Le 17 août, le Parti de l’égalité socialiste (SGP) a publié une déclaration pour protester contre sa mise sous surveillance par les services secrets allemands (l’Office fédéral de protection de la Constitution – BfV).

Le « Rapport de la protection de la constitution 2017 » publié fin juillet classe toute critique socialiste du capitalisme et de ses conséquences sociales comme de l’« extrémisme de gauche » et « anticonstitutionnel ». Le SGP est répertorié comme « un parti d’extrême gauche », soumis à une surveillance par l’État, bien que la BfV n’accuse aucunement le SGP de violer la loi ou d’être engagé dans une activité violente. En fait, le rapport confirme explicitement que le SGP poursuit ses objectifs par des moyens légaux – par « la participation aux élections » et « les conférences ».

Dans le même temps, le rapport des services secrets ne dit rien sur l’Alternative pour l’Allemagne (AfD) d’extrême droite et ses liens avec les fascistes. L’apologiste nazi Björn Höcke, le nouvel idéologue de droite, Götz Kubitschek, le mouvement raciste Pegida, et les publications d’extrême droite Junge Freiheit et Compact ne figurent pas dans ce rapport, qui indique que l’AfD serait « victime » des « extrémistes de gauche ».
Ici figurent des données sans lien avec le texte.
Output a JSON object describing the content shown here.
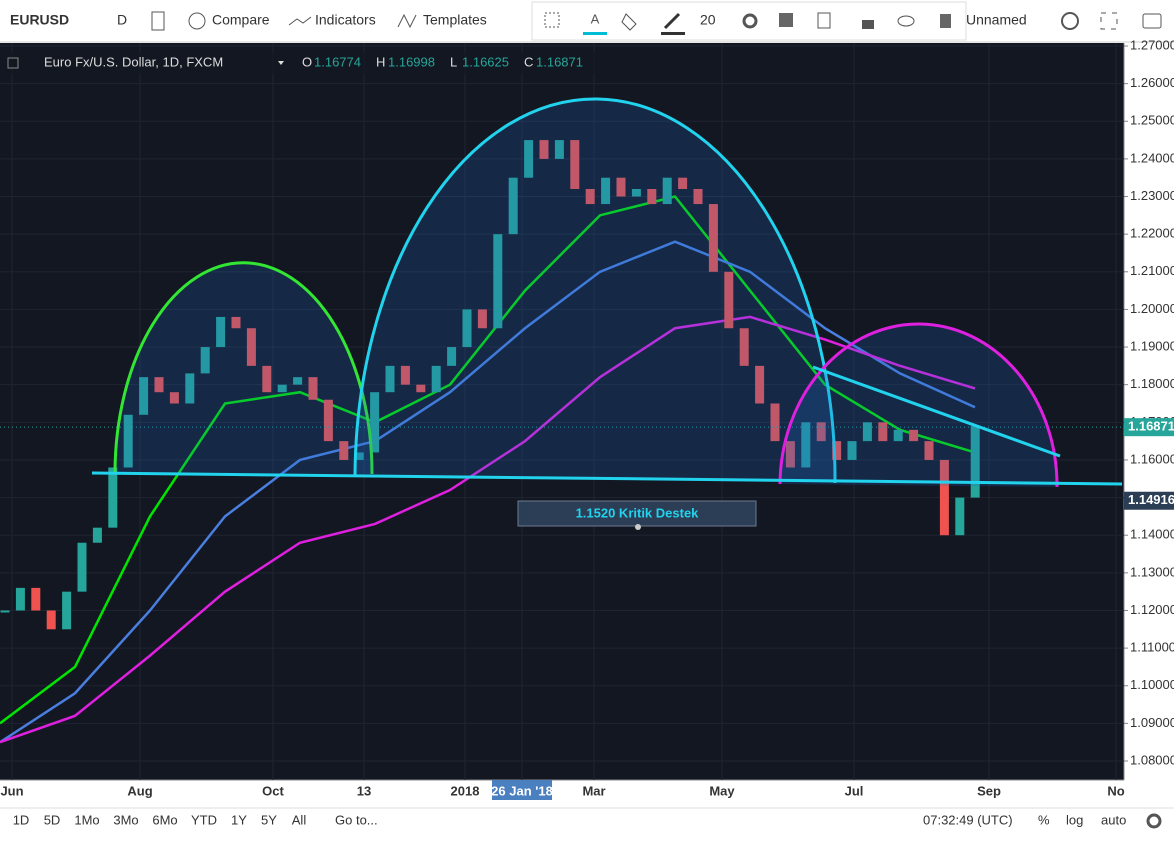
{
  "toolbar": {
    "symbol": "EURUSD",
    "interval": "D",
    "compare": "Compare",
    "indicators": "Indicators",
    "templates": "Templates",
    "font_size": "20",
    "layout": "Unnamed"
  },
  "chart_data": {
    "type": "candlestick",
    "title": "Euro Fx/U.S. Dollar, 1D, FXCM",
    "ohlc": [
      {
        "label": "O",
        "value": 1.16774
      },
      {
        "label": "H",
        "value": 1.16998
      },
      {
        "label": "L",
        "value": 1.16625
      },
      {
        "label": "C",
        "value": 1.16871
      }
    ],
    "closes": [
      1.12,
      1.126,
      1.12,
      1.115,
      1.125,
      1.138,
      1.142,
      1.158,
      1.172,
      1.182,
      1.178,
      1.175,
      1.183,
      1.19,
      1.198,
      1.195,
      1.185,
      1.178,
      1.18,
      1.182,
      1.176,
      1.165,
      1.16,
      1.162,
      1.178,
      1.185,
      1.18,
      1.178,
      1.185,
      1.19,
      1.2,
      1.195,
      1.22,
      1.235,
      1.245,
      1.24,
      1.245,
      1.232,
      1.228,
      1.235,
      1.23,
      1.232,
      1.228,
      1.235,
      1.232,
      1.228,
      1.21,
      1.195,
      1.185,
      1.175,
      1.165,
      1.158,
      1.17,
      1.165,
      1.16,
      1.165,
      1.17,
      1.165,
      1.168,
      1.165,
      1.16,
      1.14,
      1.15,
      1.169
    ],
    "up_color": "#26a69a",
    "down_color": "#ef5350",
    "moving_averages": [
      {
        "color": "#00e600",
        "values": [
          1.09,
          1.105,
          1.145,
          1.175,
          1.178,
          1.17,
          1.18,
          1.205,
          1.225,
          1.23,
          1.205,
          1.18,
          1.168,
          1.162
        ]
      },
      {
        "color": "#4a7fe0",
        "values": [
          1.085,
          1.098,
          1.12,
          1.145,
          1.16,
          1.165,
          1.178,
          1.195,
          1.21,
          1.218,
          1.21,
          1.195,
          1.183,
          1.174
        ]
      },
      {
        "color": "#e020e0",
        "values": [
          1.085,
          1.092,
          1.108,
          1.125,
          1.138,
          1.143,
          1.152,
          1.165,
          1.182,
          1.195,
          1.198,
          1.192,
          1.185,
          1.179
        ]
      }
    ],
    "ylim": [
      1.08,
      1.27
    ],
    "yticks": [
      {
        "value": 1.27,
        "label": "1.27000"
      },
      {
        "value": 1.26,
        "label": "1.26000"
      },
      {
        "value": 1.25,
        "label": "1.25000"
      },
      {
        "value": 1.24,
        "label": "1.24000"
      },
      {
        "value": 1.23,
        "label": "1.23000"
      },
      {
        "value": 1.22,
        "label": "1.22000"
      },
      {
        "value": 1.21,
        "label": "1.21000"
      },
      {
        "value": 1.2,
        "label": "1.20000"
      },
      {
        "value": 1.19,
        "label": "1.19000"
      },
      {
        "value": 1.18,
        "label": "1.18000"
      },
      {
        "value": 1.17,
        "label": "1.17000"
      },
      {
        "value": 1.16,
        "label": "1.16000"
      },
      {
        "value": 1.15,
        "label": "1.15000"
      },
      {
        "value": 1.14,
        "label": "1.14000"
      },
      {
        "value": 1.13,
        "label": "1.13000"
      },
      {
        "value": 1.12,
        "label": "1.12000"
      },
      {
        "value": 1.11,
        "label": "1.11000"
      },
      {
        "value": 1.1,
        "label": "1.10000"
      },
      {
        "value": 1.09,
        "label": "1.09000"
      },
      {
        "value": 1.08,
        "label": "1.08000"
      }
    ],
    "last_price": 1.16871,
    "marker_price": 1.14916,
    "x_labels": [
      "Jun",
      "Aug",
      "Oct",
      "13",
      "2018",
      "26 Jan '18",
      "Mar",
      "May",
      "Jul",
      "Sep",
      "No"
    ],
    "annotation": "1.1520 Kritik Destek"
  },
  "bottom_bar": {
    "ranges": [
      "1D",
      "5D",
      "1Mo",
      "3Mo",
      "6Mo",
      "YTD",
      "1Y",
      "5Y",
      "All"
    ],
    "goto": "Go to...",
    "time": "07:32:49 (UTC)",
    "percent": "%",
    "log": "log",
    "auto": "auto"
  }
}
Entre-temps, de nombreux nouveaux détails sont apparus confirmant que la BfV et son président, Hans-Georg Maaßen, collaborent étroitement avec l’AfD. Selon le ministère allemand de l’intérieur, Maaßen a eu environ 200 entretiens avec des politiciens de tous les partis représentés au parlement allemand, y compris l’AfD, depuis son entrée en fonction il y a six ans. Presque tous les entretiens étaient confidentiels et ont eu lieu à l’initiative de Maaßen.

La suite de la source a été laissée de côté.